Copies furnished to:

Judge Debra Roberts

Michael J. Harris, Esq., A.S.A

Robert D. Eckard, Esq.

[1] Trooper Nieman was new to the Highway Patrol, but had been on active duty with the Coast Guard for ten years in a law enforcement position.

[2] The court cited State v. Kliphouse, 771 So. 2d 16 (Fla. 4th DCA 2000).  A careful reading of Kliphouse reveals that the decision addresses the issue of  whether or not police may obtain an involuntary forcible blood extraction from an unconscious driver where the only evidence is the odor of alcohol.   The court in Kliphouse determined that the mere odor of alcohol on the breath of unconscious driver, who was determined not to have caused or contributed to the accident, did not furnish probable cause for a forced blood draw. Here the issue was whether or not there was reasonable suspicion to conduct a DUI investigation on a driver who was not unconscious and the odor of alcohol was detected during a stop for speeding. State v. Taylor, 648 So. 701 (Fla. 1995).
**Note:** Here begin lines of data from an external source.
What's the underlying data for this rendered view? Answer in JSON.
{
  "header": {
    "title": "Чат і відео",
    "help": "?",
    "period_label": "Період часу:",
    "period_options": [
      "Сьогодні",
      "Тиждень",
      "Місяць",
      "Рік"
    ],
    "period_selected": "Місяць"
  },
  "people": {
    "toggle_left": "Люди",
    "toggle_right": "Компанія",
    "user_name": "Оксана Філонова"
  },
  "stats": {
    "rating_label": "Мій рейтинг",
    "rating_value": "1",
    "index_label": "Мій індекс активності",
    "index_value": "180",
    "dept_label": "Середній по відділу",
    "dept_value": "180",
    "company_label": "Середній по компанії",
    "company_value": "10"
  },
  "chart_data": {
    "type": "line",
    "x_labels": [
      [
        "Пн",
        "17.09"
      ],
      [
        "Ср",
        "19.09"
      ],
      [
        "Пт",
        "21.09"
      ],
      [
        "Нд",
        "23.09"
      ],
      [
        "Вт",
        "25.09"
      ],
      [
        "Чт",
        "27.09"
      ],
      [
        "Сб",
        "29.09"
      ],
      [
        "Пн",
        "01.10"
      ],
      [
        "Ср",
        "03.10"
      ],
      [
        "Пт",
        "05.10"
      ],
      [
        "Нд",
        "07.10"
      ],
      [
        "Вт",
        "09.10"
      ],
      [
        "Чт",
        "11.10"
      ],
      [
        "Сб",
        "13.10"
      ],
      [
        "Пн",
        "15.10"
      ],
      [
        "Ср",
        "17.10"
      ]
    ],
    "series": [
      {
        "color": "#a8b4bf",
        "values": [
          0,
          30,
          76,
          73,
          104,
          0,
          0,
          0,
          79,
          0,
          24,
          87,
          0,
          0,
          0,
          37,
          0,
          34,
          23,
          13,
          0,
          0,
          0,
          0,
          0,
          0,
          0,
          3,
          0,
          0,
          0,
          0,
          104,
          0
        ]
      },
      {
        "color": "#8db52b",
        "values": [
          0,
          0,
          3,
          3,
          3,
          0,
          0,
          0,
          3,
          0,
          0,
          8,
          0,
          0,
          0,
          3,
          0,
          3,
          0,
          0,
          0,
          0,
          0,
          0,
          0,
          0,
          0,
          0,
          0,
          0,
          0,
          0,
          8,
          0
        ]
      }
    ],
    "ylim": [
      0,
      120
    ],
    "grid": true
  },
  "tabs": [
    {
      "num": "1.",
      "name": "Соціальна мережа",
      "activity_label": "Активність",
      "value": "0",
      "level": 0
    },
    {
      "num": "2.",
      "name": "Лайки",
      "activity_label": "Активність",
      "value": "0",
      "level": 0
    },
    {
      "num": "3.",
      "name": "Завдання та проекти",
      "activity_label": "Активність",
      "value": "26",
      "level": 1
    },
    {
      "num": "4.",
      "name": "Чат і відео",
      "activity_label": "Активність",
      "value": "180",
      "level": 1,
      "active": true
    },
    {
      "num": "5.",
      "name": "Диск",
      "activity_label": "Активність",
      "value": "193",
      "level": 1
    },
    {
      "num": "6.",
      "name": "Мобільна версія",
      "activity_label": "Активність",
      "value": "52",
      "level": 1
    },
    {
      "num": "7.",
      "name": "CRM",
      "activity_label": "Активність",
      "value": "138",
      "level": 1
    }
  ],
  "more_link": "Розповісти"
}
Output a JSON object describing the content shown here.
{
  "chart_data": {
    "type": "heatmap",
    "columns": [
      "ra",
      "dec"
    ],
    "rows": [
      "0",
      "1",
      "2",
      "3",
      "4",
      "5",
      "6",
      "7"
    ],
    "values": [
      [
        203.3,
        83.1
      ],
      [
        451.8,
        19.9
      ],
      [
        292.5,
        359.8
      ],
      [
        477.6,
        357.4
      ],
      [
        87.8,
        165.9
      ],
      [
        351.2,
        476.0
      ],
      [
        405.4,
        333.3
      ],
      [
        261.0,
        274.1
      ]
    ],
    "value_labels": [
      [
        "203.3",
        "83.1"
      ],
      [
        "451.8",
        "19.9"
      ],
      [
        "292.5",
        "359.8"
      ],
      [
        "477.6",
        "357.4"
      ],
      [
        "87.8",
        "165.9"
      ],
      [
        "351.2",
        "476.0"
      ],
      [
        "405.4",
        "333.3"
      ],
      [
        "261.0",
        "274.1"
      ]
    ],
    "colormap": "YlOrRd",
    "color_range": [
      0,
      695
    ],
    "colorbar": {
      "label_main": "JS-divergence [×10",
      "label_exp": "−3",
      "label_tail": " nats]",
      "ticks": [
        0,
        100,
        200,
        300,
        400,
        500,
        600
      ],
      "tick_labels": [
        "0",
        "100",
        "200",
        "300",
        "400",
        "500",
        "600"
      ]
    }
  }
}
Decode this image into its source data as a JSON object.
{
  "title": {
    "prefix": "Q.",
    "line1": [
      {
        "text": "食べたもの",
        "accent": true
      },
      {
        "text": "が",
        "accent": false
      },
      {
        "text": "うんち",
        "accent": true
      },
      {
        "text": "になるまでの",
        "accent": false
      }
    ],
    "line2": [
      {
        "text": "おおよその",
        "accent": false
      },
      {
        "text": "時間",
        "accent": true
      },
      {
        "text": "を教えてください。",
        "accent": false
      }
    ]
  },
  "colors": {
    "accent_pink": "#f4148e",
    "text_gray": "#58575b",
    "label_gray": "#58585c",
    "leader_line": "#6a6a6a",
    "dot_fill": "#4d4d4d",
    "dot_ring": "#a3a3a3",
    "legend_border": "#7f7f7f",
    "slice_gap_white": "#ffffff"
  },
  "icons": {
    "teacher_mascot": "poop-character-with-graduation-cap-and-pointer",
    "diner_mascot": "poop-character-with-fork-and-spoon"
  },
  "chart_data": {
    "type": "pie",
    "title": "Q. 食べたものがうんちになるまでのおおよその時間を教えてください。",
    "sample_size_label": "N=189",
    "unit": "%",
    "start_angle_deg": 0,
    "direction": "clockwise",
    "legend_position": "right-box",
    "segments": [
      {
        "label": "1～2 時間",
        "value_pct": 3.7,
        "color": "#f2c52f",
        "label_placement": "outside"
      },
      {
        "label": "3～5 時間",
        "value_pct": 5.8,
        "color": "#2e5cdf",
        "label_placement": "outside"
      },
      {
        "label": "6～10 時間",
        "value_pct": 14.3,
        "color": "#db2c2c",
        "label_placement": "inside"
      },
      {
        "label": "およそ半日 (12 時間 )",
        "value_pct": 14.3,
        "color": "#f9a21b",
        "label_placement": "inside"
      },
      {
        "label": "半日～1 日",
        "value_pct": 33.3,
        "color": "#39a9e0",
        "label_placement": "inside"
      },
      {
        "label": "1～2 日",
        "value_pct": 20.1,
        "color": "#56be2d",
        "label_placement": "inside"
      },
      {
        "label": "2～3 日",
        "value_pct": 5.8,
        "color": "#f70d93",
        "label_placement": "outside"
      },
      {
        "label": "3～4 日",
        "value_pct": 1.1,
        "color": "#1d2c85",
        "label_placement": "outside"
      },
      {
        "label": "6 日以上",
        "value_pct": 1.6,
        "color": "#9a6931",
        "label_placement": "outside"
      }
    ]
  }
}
[3] This Court also distinguishes this case from State v. Main, 11 Fla. Law Weekly Supp. 828c (Pinellas County Court 2004), cited by defendant.  In Main, defendant was stopped for speeding.  The officer testified that upon approaching the defendant he did not detect any odor of an alcoholic beverage nor did he detect anything else indicative of a DUI. After the officer completed the speeding citation he re-approached the defendant who was still seated in his vehicle and gave him the citation.  It was only at that time, after his investigation was complete and the citation issued, that he noticed an odor of alcohol and the began a DUI investigation. That is not what we have here.  In this case,  the officer testified that during his initial investigation for speeding, he detected the smell of alcohol. His investigation was not complete and the citation was not issued when he began a DUI investigation.  This Court finds that if the officer would have been remiss in his duties if he did not investigate the odor of alcohol coming from the defendant's vehicle.